Cllr Margetts hit out at the Council’s current administration, arguing that “they have been practically silent on the matter – only speaking up to blame others”.
Bus services in Wokingham Borough, and around the country, have been struggling as the number of passengers has failed to sufficiently recover after the pandemic.
Without intervention, services are likely to be withdrawn, forcing people into cars while having a detrimental impact on those who depend on buses to get around.
Cllr Margetts said: “The decline in passenger numbers is a national problem which is impacting all areas of the UK.
“In Wokingham Borough, there is a clear window of opportunity for action, and the Lib Dem-led administration should be doing something now.
“Instead, the Council Leader is blaming the Government while ignoring the fact that the previous Conservative administration put forward more money in an attempt to keep services going.
“The Lib Dem, Labour and Independent councillors in the administration need to wake up on this issue, rather than blaming others and doing nothing.
“There is really no point talking about getting people out of cars if the Council’s leadership is going to let public transport die.
“The Conservatives are urging the Lib Dem coalition to act now and save local bus routes.”
- There are currently two types of bus service in Wokingham Borough. They are commercial services (where the service is commercially viable and is run for profit) or supported services (where WBC pays a subsidy to the operator).
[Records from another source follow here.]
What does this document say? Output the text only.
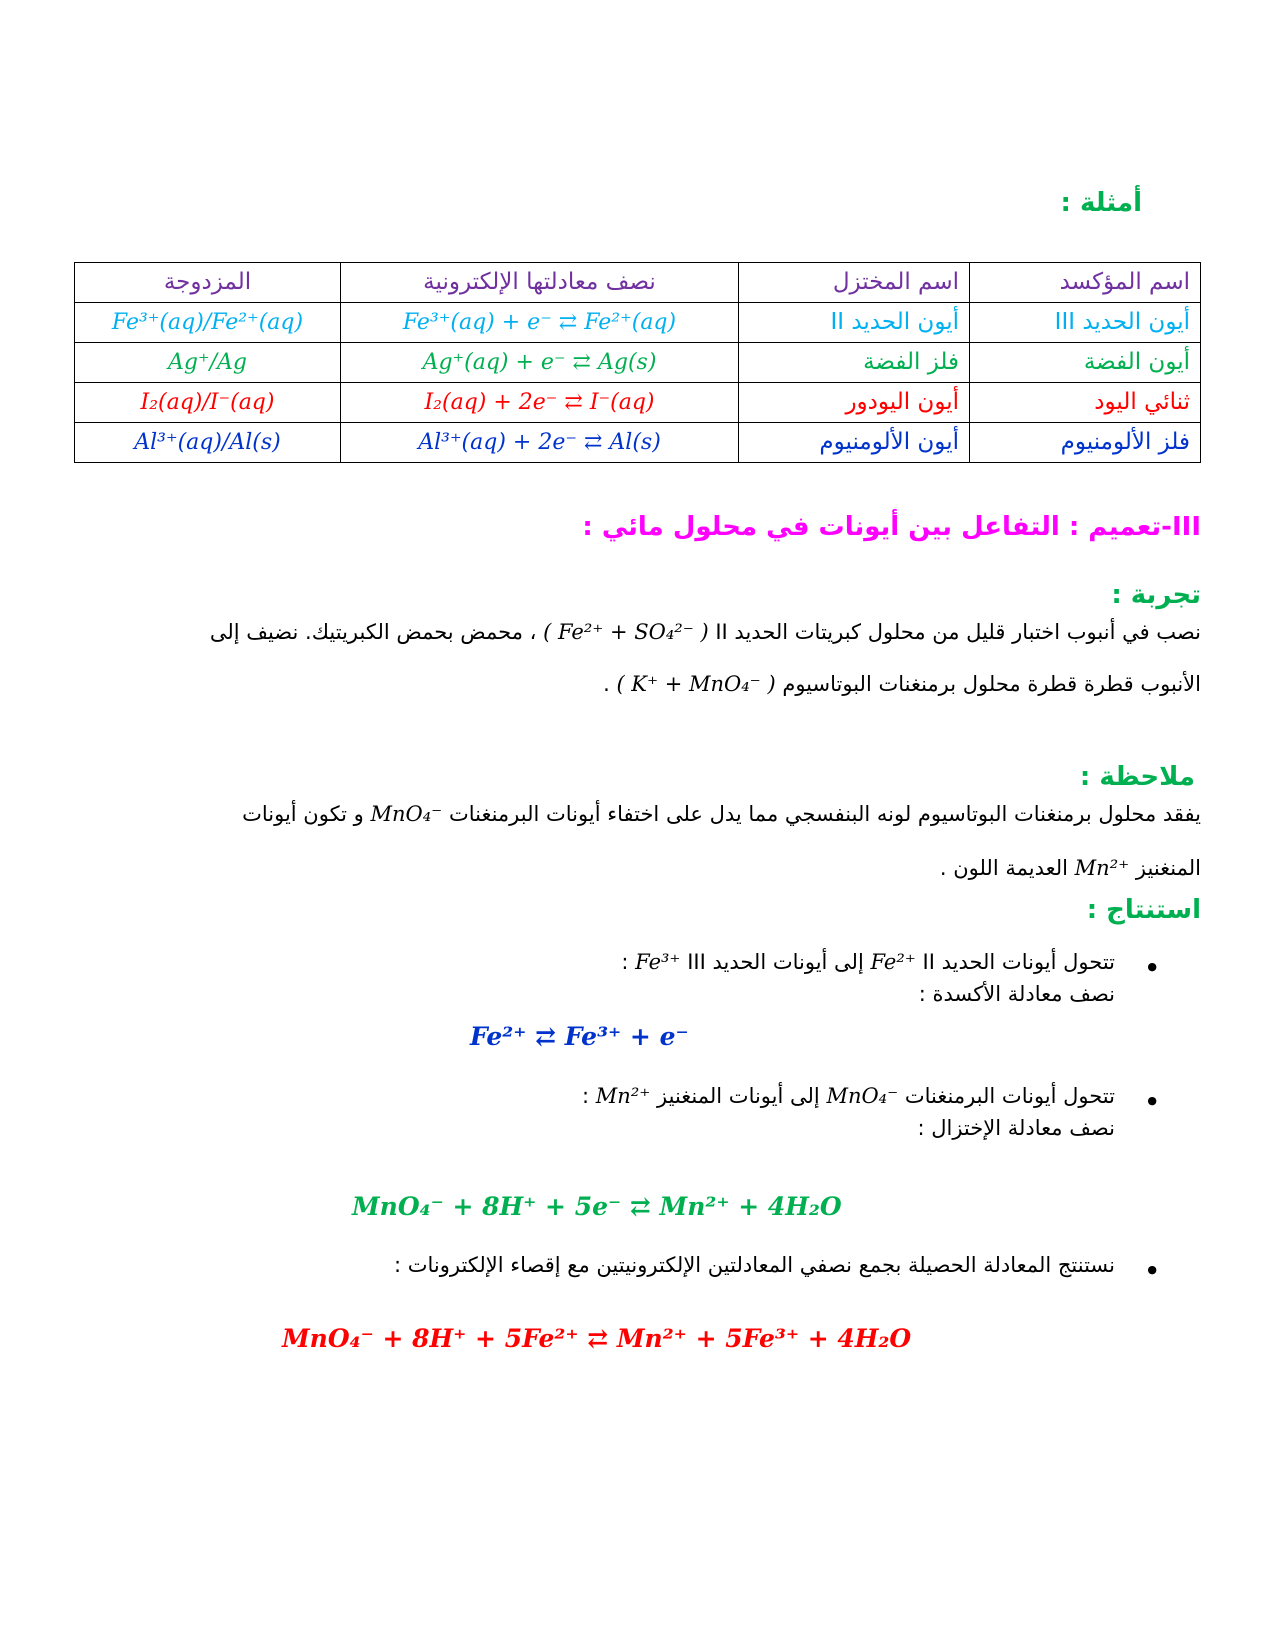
أمثلة :
اسم المؤكسد	اسم المختزل	نصف معادلتها الإلكترونية	المزدوجة
أيون الحديد III	أيون الحديد II	Fe³⁺(aq) + e⁻ ⇄ Fe²⁺(aq)	Fe³⁺(aq)/Fe²⁺(aq)
أيون الفضة	فلز الفضة	Ag⁺(aq) + e⁻ ⇄ Ag(s)	Ag⁺/Ag
ثنائي اليود	أيون اليودور	I₂(aq) + 2e⁻ ⇄ I⁻(aq)	I₂(aq)/I⁻(aq)
فلز الألومنيوم	أيون الألومنيوم	Al³⁺(aq) + 2e⁻ ⇄ Al(s)	Al³⁺(aq)/Al(s)
III-تعميم : التفاعل بين أيونات في محلول مائي :
تجربة :
نصب في أنبوب اختبار قليل من محلول كبريتات الحديد II ( Fe²⁺ + SO₄²⁻ ) ، محمض بحمض الكبريتيك. نضيف إلى
الأنبوب قطرة قطرة محلول برمنغنات البوتاسيوم ( K⁺ + MnO₄⁻ ) .
ملاحظة :
يفقد محلول برمنغنات البوتاسيوم لونه البنفسجي مما يدل على اختفاء أيونات البرمنغنات MnO₄⁻ و تكون أيونات
المنغنيز Mn²⁺ العديمة اللون .
استنتاج :
● تتحول أيونات الحديد II Fe²⁺ إلى أيونات الحديد III Fe³⁺ :
نصف معادلة الأكسدة :
Fe²⁺ ⇄ Fe³⁺ + e⁻
● تتحول أيونات البرمنغنات MnO₄⁻ إلى أيونات المنغنيز Mn²⁺ :
نصف معادلة الإختزال :
MnO₄⁻ + 8H⁺ + 5e⁻ ⇄ Mn²⁺ + 4H₂O
● نستنتج المعادلة الحصيلة بجمع نصفي المعادلتين الإلكترونيتين مع إقصاء الإلكترونات :
MnO₄⁻ + 8H⁺ + 5Fe²⁺ ⇄ Mn²⁺ + 5Fe³⁺ + 4H₂O
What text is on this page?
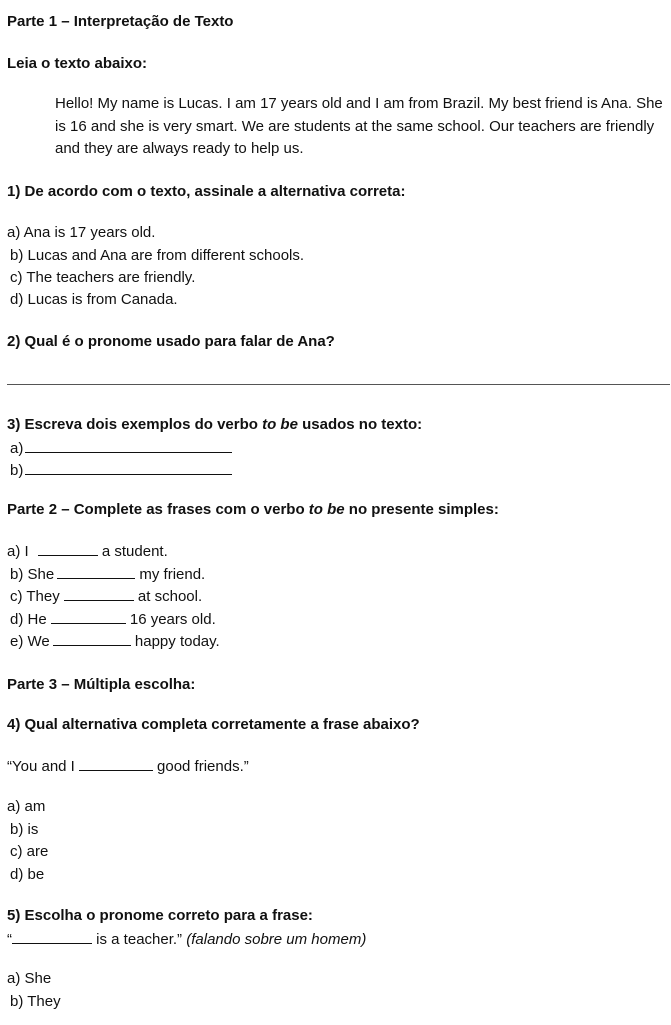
Parte 1 – Interpretação de Texto
Leia o texto abaixo:
Hello! My name is Lucas. I am 17 years old and I am from Brazil. My best friend is Ana. She is 16 and she is very smart. We are students at the same school. Our teachers are friendly and they are always ready to help us.
1) De acordo com o texto, assinale a alternativa correta:
a) Ana is 17 years old.
b) Lucas and Ana are from different schools.
c) The teachers are friendly.
d) Lucas is from Canada.
2) Qual é o pronome usado para falar de Ana?
3) Escreva dois exemplos do verbo to be usados no texto:
a)
b)
Parte 2 – Complete as frases com o verbo to be no presente simples:
a) I	a student.
b) She	my friend.
c) They	at school.
d) He	16 years old.
e) We	happy today.
Parte 3 – Múltipla escolha:
4) Qual alternativa completa corretamente a frase abaixo?
“You and I	good friends.”
a) am
b) is
c) are
d) be
5) Escolha o pronome correto para a frase:
“	is a teacher.” (falando sobre um homem)
a) She
b) They
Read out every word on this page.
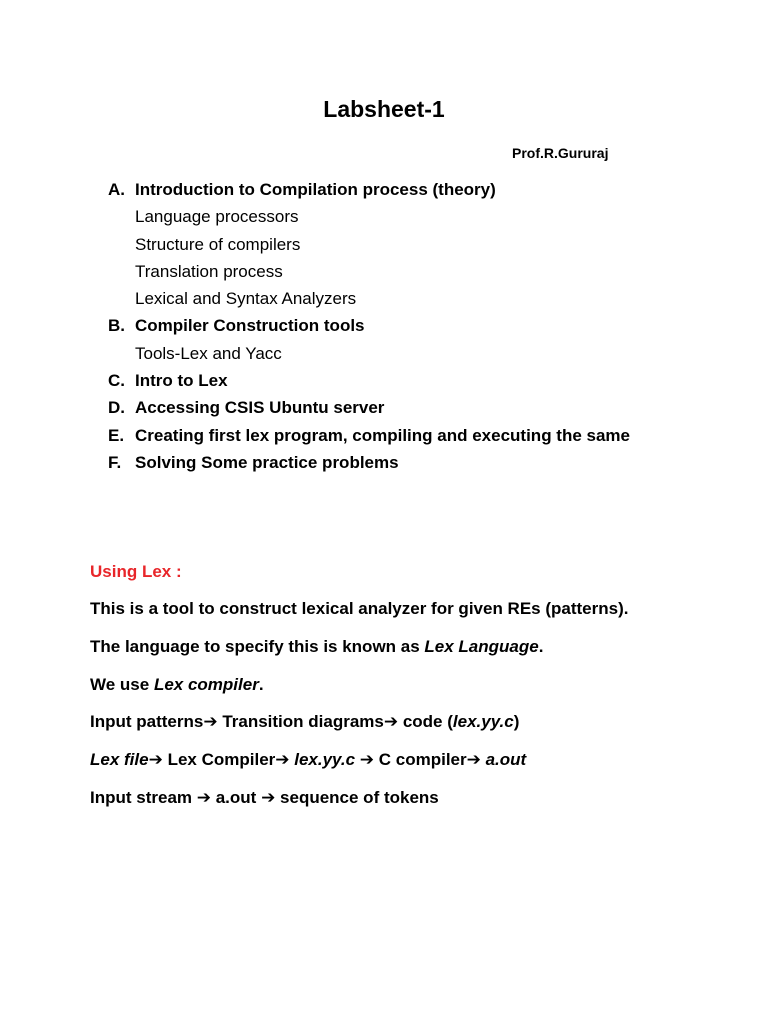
Labsheet-1
Prof.R.Gururaj
A. Introduction to Compilation process (theory)
Language processors
Structure of compilers
Translation process
Lexical and Syntax Analyzers
B. Compiler Construction tools
Tools-Lex and Yacc
C. Intro to Lex
D. Accessing CSIS Ubuntu server
E. Creating first lex program, compiling and executing the same
F. Solving Some practice problems
Using Lex :
This is a tool to construct lexical analyzer for given REs (patterns).
The language to specify this is known as Lex Language.
We use Lex compiler.
Input patterns➔ Transition diagrams➔ code (lex.yy.c)
Lex file➔ Lex Compiler➔ lex.yy.c ➔ C compiler➔ a.out
Input stream ➔ a.out ➔ sequence of tokens
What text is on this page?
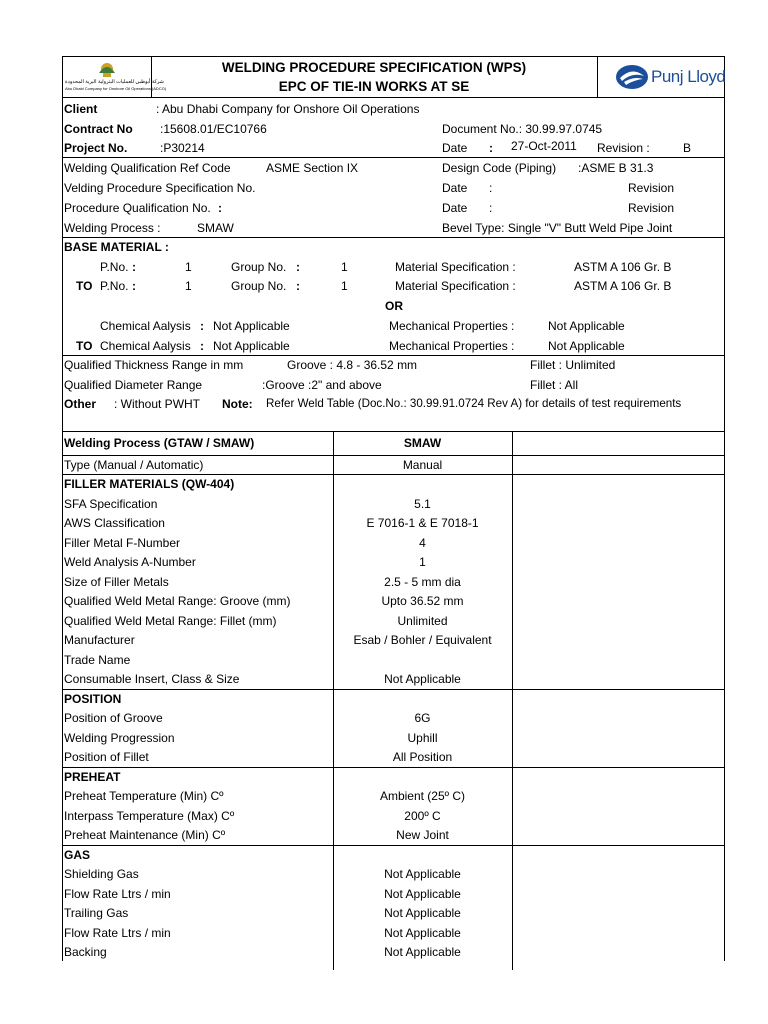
شركة أبوظبي للعمليات البترولية البرية المحدودة
Abu Dhabi Company for Onshore Oil Operations (ADCO)
WELDING PROCEDURE SPECIFICATION (WPS)
EPC OF TIE-IN WORKS AT SE
Punj Lloyd
Client	: Abu Dhabi Company for Onshore Oil Operations
Contract No :15608.01/EC10766	Document No.: 30.99.97.0745
Project No.	:P30214	Date : 27-Oct-2011 Revision :	B
Welding Qualification Ref Code	ASME Section IX	Design Code (Piping) :ASME B 31.3
Velding Procedure Specification No.	Date :	Revision
Procedure Qualification No. :	Date :	Revision
Welding Process :	SMAW	Bevel Type: Single "V" Butt Weld Pipe Joint
BASE MATERIAL :
P.No. :	1	Group No. :	1	Material Specification :	ASTM A 106 Gr. B
TO P.No. :	1	Group No. :	1	Material Specification :	ASTM A 106 Gr. B
OR
Chemical Aalysis : Not Applicable	Mechanical Properties :	Not Applicable
TO Chemical Aalysis : Not Applicable	Mechanical Properties :	Not Applicable
Qualified Thickness Range in mm	Groove : 4.8 - 36.52 mm	Fillet : Unlimited
Qualified Diameter Range	:Groove :2" and above	Fillet : All
Other : Without PWHT Note: Refer Weld Table (Doc.No.: 30.99.91.0724 Rev A) for details of test requirements
Welding Process (GTAW / SMAW)	SMAW
Type (Manual / Automatic)	Manual
FILLER MATERIALS (QW-404)
SFA Specification	5.1
AWS Classification	E 7016-1 & E 7018-1
Filler Metal F-Number	4
Weld Analysis A-Number	1
Size of Filler Metals	2.5 - 5 mm dia
Qualified Weld Metal Range: Groove (mm)	Upto 36.52 mm
Qualified Weld Metal Range: Fillet (mm)	Unlimited
Manufacturer	Esab / Bohler / Equivalent
Trade Name
Consumable Insert, Class & Size	Not Applicable
POSITION
Position of Groove	6G
Welding Progression	Uphill
Position of Fillet	All Position
PREHEAT
Preheat Temperature (Min) Cº	Ambient (25º C)
Interpass Temperature (Max) Cº	200º C
Preheat Maintenance (Min) Cº	New Joint
GAS
Shielding Gas	Not Applicable
Flow Rate Ltrs / min	Not Applicable
Trailing Gas	Not Applicable
Flow Rate Ltrs / min	Not Applicable
Backing	Not Applicable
- During the pandemic, commercial operators were given grants by Central Government to keep services running until bus usage had returned to pre-pandemic levels. This set of grants will expire in October 2022.
- The Council’s previous Conservative administration provided bridging funding, in particular for the Thames Valley Park & Ride service. However, with Government funding coming to an end, the administration also decided to phase out this bridging funding until a new source of funding could be secured. At the same time, Reading Buses decided to withdraw its support for the service. The Conservative Group has argued that the current Liberal Democrat-led administration could choose to reinstate the funding if they wished.
- Bus use in Wokingham Borough has only returned to 77% of previous use. Bus use amongst concessionary users has only reached 55% of pre-pandemic levels.
- The other factor which is crippling this sector is the inflationary pressure felt across the economy. To operate a bus seven days a week, the driver and vehicle cost around £240,000 per annum. These costs look likely to be 10%–15% higher this year.
- Therefore, income is down for bus companies and costs are up. The consequence of this is that it is very likely that commercial bus operators will start approaching WBC in the near future for subsidy and there is a significant risk of services being withdrawn if WBC decides not to subsidise the route.